« C’est la règle commune : tout ce qui vit doit mourir, emporté par la nature dans l’éternité. » Cette réplique tirée d’Hamlet résonne différemment à la lecture du magnifique roman que Maggie O’Farrell consacre au fils de William Shakespeare, Hamnet, mort en 1596, à seulement onze ans. Puisque quatre ans après ce décès, Shakespeare – qui n’a jusqu’alors écrit que des comédies – signe sa première tragédie, et lui donne comme titre le prénom de son fils mort prématurément. Comment la postérité a-t-elle pu occulter un choix si éloquent ? Le poids de la filiation et la sacralisation de la relation père-fils dans ses pièces se lisent à l’aune du drame survenu dans l’intimité de l’écrivain. Alors que son fils est emporté par la peste bubonique – liberté que s’autorise la romancière irlandaise, alors qu’en réalité, la cause du décès n’est pas officiellement arrêtée, l’homme de théâtre est loin de sa famille, restée à Stratford dans le comté du Warwickshire. Celui qui deviendra le plus grand dramaturge de tous les temps joue avec sa troupe dans les théâtres londoniens – quand ses derniers ne sont pas fermés par les autorités pour endiguer l’épidémie de peste qui sévit – les pièces qu’il a composées, sillonne l’Angleterre ou écrit dans sa garçonnière. Pendant ce temps, sa femme seule avec ses deux filles s’éteint doucement, sombre dans la mélancolie et évolue à la lisière de la folie. Son extrême sensibilité au monde qui l’entoure et ses talents divinatoires l’ont trahie. Elle a failli à préserver sa famille.
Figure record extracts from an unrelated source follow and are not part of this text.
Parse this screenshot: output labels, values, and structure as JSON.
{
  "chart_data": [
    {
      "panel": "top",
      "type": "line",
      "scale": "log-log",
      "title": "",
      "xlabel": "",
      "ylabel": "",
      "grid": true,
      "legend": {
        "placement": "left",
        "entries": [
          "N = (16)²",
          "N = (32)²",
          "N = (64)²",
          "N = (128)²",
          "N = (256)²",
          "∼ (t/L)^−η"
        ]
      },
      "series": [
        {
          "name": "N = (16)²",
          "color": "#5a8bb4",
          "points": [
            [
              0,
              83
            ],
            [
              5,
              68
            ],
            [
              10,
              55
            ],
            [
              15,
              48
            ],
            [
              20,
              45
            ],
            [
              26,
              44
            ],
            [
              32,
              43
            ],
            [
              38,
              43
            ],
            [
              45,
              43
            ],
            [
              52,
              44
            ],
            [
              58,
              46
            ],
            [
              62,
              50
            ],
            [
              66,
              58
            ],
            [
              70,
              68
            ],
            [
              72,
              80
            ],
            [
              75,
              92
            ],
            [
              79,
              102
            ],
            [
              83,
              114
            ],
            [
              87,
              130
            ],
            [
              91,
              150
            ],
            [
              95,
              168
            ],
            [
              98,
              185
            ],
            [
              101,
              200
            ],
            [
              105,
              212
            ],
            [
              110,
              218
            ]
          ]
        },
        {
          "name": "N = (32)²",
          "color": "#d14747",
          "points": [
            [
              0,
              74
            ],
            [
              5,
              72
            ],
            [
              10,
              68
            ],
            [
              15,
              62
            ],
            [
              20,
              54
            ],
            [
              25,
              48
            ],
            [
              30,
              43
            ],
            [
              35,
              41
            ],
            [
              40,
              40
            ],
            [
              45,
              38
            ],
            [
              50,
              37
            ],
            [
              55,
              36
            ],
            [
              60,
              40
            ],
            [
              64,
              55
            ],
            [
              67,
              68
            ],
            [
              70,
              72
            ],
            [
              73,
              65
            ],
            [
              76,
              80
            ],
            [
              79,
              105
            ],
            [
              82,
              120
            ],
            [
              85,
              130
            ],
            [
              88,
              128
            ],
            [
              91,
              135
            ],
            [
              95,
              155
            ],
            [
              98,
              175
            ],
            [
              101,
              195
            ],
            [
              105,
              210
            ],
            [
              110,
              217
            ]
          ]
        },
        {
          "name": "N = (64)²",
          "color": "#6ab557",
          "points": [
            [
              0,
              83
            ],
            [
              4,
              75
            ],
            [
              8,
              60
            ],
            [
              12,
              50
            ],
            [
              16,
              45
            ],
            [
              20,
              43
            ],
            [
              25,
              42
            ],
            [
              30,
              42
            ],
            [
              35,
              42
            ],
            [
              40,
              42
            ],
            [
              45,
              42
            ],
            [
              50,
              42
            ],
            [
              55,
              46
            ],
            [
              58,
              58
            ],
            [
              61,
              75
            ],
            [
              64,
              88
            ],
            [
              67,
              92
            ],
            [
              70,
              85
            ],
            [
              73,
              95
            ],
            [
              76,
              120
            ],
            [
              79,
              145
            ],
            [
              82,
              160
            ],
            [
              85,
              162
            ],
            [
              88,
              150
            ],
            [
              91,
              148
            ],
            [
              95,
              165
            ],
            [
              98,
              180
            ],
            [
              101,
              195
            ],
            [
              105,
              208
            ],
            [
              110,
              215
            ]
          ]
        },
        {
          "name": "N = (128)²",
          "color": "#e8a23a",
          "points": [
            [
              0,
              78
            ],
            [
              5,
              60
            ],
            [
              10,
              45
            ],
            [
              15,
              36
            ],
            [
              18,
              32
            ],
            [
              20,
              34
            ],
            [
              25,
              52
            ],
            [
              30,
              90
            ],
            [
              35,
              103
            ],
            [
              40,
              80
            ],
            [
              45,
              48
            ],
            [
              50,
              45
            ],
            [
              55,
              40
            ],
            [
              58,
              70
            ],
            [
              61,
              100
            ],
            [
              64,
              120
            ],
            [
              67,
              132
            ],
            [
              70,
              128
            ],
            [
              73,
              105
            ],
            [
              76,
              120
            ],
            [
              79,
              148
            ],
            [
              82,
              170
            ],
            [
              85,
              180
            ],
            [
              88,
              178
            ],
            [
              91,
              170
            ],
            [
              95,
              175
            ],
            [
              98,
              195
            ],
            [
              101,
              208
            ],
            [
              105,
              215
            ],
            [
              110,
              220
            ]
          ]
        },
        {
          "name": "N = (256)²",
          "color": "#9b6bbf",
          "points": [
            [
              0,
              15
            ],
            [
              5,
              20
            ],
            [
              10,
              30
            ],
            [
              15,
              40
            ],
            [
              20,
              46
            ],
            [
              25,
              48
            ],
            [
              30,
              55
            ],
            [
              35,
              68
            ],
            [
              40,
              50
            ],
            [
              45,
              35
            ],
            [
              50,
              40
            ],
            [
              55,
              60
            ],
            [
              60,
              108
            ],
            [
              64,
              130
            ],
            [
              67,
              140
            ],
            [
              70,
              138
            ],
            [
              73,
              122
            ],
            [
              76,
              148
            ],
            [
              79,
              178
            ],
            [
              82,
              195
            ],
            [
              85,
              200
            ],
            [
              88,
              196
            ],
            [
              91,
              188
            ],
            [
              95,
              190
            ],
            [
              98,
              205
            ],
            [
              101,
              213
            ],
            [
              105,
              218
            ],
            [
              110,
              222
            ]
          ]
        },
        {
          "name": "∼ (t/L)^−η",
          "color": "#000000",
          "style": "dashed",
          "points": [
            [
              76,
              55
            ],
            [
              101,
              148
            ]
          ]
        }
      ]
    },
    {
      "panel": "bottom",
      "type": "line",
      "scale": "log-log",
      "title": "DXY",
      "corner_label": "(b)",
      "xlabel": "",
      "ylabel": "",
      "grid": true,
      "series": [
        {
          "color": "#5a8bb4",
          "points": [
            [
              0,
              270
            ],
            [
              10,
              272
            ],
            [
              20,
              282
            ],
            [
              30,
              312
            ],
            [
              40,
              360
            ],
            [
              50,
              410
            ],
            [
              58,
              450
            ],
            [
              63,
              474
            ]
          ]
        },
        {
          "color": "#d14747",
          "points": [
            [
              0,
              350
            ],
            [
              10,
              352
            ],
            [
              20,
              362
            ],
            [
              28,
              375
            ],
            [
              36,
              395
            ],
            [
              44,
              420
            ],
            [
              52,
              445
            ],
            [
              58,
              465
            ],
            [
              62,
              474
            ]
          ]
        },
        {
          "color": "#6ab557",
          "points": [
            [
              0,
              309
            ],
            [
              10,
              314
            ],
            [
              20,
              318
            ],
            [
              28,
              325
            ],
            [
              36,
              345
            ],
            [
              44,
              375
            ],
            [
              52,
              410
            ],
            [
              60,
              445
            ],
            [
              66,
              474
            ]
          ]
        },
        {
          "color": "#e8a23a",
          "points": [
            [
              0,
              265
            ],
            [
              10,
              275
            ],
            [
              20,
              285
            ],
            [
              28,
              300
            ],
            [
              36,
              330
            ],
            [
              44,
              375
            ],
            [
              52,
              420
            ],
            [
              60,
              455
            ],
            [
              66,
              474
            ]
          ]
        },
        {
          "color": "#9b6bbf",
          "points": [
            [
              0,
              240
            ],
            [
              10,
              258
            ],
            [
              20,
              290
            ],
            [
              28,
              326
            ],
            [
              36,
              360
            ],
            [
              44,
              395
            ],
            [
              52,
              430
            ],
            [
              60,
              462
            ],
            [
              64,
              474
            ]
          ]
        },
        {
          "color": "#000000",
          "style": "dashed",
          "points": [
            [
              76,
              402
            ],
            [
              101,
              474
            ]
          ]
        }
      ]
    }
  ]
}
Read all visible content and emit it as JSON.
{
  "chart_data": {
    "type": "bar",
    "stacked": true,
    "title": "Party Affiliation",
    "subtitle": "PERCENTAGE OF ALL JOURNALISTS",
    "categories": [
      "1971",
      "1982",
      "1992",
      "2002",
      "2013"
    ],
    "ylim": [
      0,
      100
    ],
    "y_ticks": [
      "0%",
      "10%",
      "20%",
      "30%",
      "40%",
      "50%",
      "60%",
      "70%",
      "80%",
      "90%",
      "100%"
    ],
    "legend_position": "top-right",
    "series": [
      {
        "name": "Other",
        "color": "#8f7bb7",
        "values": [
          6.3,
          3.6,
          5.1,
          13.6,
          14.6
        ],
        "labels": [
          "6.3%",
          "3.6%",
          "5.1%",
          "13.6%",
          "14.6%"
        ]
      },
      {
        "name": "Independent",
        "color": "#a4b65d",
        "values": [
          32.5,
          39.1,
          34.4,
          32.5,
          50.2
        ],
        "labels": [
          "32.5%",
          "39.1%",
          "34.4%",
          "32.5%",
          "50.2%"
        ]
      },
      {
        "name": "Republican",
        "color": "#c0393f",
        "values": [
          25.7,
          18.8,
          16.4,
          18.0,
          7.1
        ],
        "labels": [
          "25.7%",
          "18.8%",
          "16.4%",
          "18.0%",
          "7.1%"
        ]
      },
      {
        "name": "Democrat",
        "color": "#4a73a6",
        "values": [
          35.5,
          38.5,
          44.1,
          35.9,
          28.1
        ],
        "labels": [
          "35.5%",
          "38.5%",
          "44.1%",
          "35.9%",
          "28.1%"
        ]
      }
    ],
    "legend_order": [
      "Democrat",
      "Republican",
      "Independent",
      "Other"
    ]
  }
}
Alors que dans Hamlet, le père empoisonné revient sous la forme d’un spectre hanter son fils, à qui il demande de le venger, tuer le père et faire évoluer le fils sur scène, n’est-il pas une manière pour le dramaturge de ressusciter l’enfant qu’il n’a pas pu sauver ? De se racheter en échangeant leur place sur le papier, et ce pour l’éternité ? Un subterfuge qu’Hamnet a déjà utilisé pour sauver sa jumelle condamnée, et que Maggie O’Farrell éclaire subtilement dans une biographie romancée où le fils oublié est extirpé des limbes du passé et magnifié.
Note historique
Dans les années 1580, un couple qui habitait Henley Street, dans la ville de Stratford, eut trois enfants : Susanna, puis Hamnet et Judith, des jumeaux.
Le garçon, mourut en 1596, à l’âge de onze ans.
Quatre ans plus tard environ, son père écrivit une pièce de théâtre intitulée Hamlet.
« Il est mort et parti, madame,
Hamlet, acte IV, scène 5
Il est mort et parti ;
À sa tête une étendue de gazon vert ;
À ses talons une pierre. »
Il ne sait faire que cela : créer des histoires, des comédies. C’est ainsi qu’il avance. C’est ainsi, grâce à elles seules, qu’il peut oublier qui il est et ce qui s’est passé. Elles sont le refuge de son esprit (et une fois sur scène, personne d’autre que lui, ni les autres acteurs ni ses plus proches amis, ne sait que chaque soir, il guette, cherche dans la foule absorbée un visage, celui d’un garçon au sourire légèrement de biais, à l’air toujours surpris ; personne ne sait qu’il passe en revue ces gens, minutieusement, attentivement, car il ne peut toujours pas accepter que son fils soit parti ; son fils se trouve forcément quelque part ; la question est simplement de savoir où).
La magnitude, la profondeur du chagrin de sa femme exerce sur lui une attraction invincible, pareille à un violent courant duquel il ne doit pas s’approcher, car il l’aspirerait, le plongerait sous l’eau. Se tenir à distance est le seul moyen de survivre. S’il s’enfonçait sous la surface, il les entraînerait avec lui.
Mon évaluation : 4/5
Date de parution : 2021. Éditions Belfond, traduit de l’anglais (Irlande) par Sarah Tardy, 368 pages.